L'estate si avvicina e, come ogni anno, tra gli italiani che hanno avviato una ristrutturazione si ripropone il dilemma: si può davvero lasciare il cantiere incustodito per concedersi una vacanza? Secondo l'indagine dell'Istituto Piepoli, circa il 70% degli italiani ha intenzione di viaggiare tra giugno e settembre [comunicato stampa]. La risposta, oggi, arriva dalla tecnologia: l'intelligenza artificiale entra nei cantieri e permette di monitorare lo stato di avanzamento dei lavori in tempo reale, ovunque ci si trovi.
Il fenomeno delle ristrutturazioni è in piena espansione. Secondo il rapporto Confcommercio-Censis "Clima di fiducia e aspettative delle famiglie italiane 2025", ben il 25,4% degli italiani ha deciso di investire in lavori di ristrutturazione, con una propensione all'acquisto cresciuta del 3,8% rispetto all'anno precedente . A questi si aggiungono i cantieri più strutturati: in Italia, secondo gli ultimi dati CNCE ripresi da Cresme Daily, i cantieri attivi hanno superato quota 150.000 [comunicato stampa]. Numeri che raccontano quanto il tema del monitoraggio sia centrale non solo per imprese e professionisti, ma anche per i privati cittadini.
La necessità di tenere sotto controllo un cantiere non è solo una questione di curiosità. Chi segue una ristrutturazione sa che è fondamentale verificare il rispetto delle tempistiche, la corretta esecuzione delle opere e, non meno importante, la sicurezza del personale. L'uso dei dispositivi di protezione individuale, le procedure per i lavori in quota, la protezione da accessi non autorizzati: sono tutte criticità che richiedono un'attenzione costante [comunicato stampa]. Una semplice telefonata al capocantiere o una visita sporadica non bastano più.
Ed è qui che la tecnologia offre soluzioni innovative. Esistono sistemi che utilizzano l'intelligenza artificiale per analizzare le immagini provenienti dal cantiere e fornire dati oggettivi sull'avanzamento dei lavori. Un esempio è TimelapseLab, startup italiana nata nel 2019, che ha sviluppato una piattaforma in grado di creare un cronoprogramma automatico [comunicato stampa]. Il sistema, che integra tecnologie di OpenAI, riconosce gli elementi chiave del cantiere – come pilastri, finestre, caschetti e giubbotti di sicurezza – e valuta lo stato di avanzamento con criteri oggettivi, trasformando le osservazioni visive in dati numerici .

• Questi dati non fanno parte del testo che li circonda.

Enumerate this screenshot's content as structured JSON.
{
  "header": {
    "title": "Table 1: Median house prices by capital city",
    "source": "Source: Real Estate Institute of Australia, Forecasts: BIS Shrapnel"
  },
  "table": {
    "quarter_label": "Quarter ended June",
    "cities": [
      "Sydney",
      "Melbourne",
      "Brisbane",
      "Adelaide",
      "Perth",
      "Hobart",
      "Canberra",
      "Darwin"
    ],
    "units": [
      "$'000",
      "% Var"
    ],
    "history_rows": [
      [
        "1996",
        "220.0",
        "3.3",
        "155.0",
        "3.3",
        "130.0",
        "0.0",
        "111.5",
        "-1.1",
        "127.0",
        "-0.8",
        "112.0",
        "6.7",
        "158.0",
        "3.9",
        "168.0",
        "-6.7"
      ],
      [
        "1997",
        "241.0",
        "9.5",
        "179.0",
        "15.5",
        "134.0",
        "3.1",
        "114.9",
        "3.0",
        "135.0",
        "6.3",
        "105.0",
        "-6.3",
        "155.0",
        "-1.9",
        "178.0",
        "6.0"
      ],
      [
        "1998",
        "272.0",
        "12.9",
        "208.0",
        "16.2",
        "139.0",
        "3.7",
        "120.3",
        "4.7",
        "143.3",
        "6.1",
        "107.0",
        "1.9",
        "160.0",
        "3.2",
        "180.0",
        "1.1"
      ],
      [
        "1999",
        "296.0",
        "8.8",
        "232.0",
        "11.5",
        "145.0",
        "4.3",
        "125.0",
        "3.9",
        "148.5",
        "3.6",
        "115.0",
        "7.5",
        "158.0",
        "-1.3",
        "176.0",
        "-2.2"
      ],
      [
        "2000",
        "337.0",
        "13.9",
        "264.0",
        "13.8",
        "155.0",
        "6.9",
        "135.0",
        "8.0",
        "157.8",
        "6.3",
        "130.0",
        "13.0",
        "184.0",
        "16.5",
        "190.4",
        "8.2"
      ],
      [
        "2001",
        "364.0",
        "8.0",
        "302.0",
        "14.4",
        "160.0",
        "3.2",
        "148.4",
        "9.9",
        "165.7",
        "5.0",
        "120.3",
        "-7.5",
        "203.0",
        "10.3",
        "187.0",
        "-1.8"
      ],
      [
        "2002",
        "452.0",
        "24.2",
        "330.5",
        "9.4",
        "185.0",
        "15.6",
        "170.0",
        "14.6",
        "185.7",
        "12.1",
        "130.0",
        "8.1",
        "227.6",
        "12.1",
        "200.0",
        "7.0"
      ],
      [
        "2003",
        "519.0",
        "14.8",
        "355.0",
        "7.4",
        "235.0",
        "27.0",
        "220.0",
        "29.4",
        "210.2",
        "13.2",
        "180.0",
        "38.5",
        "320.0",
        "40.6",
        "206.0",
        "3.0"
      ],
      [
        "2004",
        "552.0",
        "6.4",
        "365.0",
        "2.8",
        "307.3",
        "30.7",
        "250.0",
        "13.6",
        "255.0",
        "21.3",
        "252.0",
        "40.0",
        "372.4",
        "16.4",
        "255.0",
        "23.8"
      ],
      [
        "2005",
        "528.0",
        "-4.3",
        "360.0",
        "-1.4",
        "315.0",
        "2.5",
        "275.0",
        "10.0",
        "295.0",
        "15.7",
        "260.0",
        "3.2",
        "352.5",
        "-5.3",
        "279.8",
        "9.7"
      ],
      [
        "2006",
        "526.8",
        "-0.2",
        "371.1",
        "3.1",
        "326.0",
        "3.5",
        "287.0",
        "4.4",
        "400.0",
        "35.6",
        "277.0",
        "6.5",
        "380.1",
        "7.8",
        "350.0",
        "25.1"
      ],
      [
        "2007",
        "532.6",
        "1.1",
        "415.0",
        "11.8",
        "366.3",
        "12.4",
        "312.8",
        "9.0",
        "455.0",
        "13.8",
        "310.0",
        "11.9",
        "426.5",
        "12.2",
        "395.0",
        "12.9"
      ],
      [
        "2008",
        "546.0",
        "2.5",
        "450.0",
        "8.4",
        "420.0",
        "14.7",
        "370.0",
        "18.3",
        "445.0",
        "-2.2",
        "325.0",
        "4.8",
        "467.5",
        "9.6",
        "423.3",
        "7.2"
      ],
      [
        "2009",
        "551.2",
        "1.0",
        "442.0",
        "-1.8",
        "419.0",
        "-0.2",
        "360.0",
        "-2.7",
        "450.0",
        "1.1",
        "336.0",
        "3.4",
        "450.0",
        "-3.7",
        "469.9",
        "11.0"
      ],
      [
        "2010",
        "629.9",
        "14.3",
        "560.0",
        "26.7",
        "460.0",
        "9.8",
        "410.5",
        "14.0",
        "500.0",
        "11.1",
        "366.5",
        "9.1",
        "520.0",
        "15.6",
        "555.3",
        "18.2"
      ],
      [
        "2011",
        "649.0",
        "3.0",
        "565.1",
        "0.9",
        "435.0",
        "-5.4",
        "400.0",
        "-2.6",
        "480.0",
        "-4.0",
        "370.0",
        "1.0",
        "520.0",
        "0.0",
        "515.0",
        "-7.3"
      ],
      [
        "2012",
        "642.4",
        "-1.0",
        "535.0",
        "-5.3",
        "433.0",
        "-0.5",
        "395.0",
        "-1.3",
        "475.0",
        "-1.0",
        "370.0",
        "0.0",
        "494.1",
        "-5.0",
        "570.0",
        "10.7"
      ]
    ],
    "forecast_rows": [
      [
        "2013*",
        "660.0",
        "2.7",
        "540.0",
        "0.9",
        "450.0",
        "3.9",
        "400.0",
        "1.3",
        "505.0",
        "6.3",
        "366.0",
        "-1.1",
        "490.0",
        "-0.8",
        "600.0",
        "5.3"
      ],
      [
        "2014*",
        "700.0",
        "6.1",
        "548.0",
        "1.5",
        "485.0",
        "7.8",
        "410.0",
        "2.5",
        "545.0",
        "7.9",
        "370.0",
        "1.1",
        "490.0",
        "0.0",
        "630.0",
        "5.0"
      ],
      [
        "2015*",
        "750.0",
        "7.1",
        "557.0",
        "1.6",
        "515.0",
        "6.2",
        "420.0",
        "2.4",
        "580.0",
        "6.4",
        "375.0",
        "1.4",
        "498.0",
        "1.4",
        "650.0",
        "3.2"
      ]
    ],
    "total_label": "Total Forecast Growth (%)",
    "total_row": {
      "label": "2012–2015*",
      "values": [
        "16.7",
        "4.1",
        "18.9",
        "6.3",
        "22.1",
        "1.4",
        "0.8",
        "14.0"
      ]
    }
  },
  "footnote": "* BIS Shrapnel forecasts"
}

Grazie a una dashboard accessibile da computer o smartphone, proprietari di casa, professionisti e imprese possono consultare lo stato dei lavori in tempo reale, confrontare foto scattate in momenti diversi e verificare se le attività procedono come previsto [comunicato stampa]. Non solo: il sistema invia alert automatici in caso di anomalie, come la mancanza di dispositivi di protezione individuale o accessi non autorizzati in orari non consentiti . Una novità che risponde anche a un'esigenza di sicurezza crescente: i furti in cantiere di materiali e attrezzature, infatti, rappresentano una delle perdite più significative per le aziende del settore .
Particolare attenzione è stata dedicata al tema della privacy. Tutte le immagini vengono elaborate con sistemi di offuscamento automatico di volti, targhe e dati sensibili, garantendo la conformità alle normative GDPR e all'articolo 4 dello Statuto dei lavoratori . Il monitoraggio non avviene tramite videosorveglianza continua, ma attraverso scatti fotografici a intervalli regolari, un sistema che evita le problematiche legate alla sorveglianza costante .
"Con l'intelligenza artificiale sviluppiamo strumenti che garantiscono trasparenza, efficienza e sicurezza, permettendo di monitorare ogni progetto da qualsiasi luogo", spiega Damiano Bauce, ingegnere e fondatore di TimelapseLab [comunicato stampa]. "La nostra visione è semplificare e rendere più trasparente il monitoraggio, assicurando che ogni fase sia sotto controllo e che le decisioni siano basate su dati concreti e affidabili". La piattaforma è già stata utilizzata in progetti di rilievo, come la demolizione dell'ex centrale Enel di La Spezia e la ristrutturazione della Scuola Maroncelli di Forlì, un progetto inserito nel PNRR .
In un mondo sempre più interconnesso, la capacità di seguire i propri progetti da remoto rappresenta una soluzione concreta per garantire sicurezza, efficienza e tranquillità. E per chi temeva di dover rinunciare alla vacanza per il timore che qualcosa andasse storto, oggi arriva una risposta: il cantiere, anche a mille chilometri di distanza, non è mai stato così sotto controllo.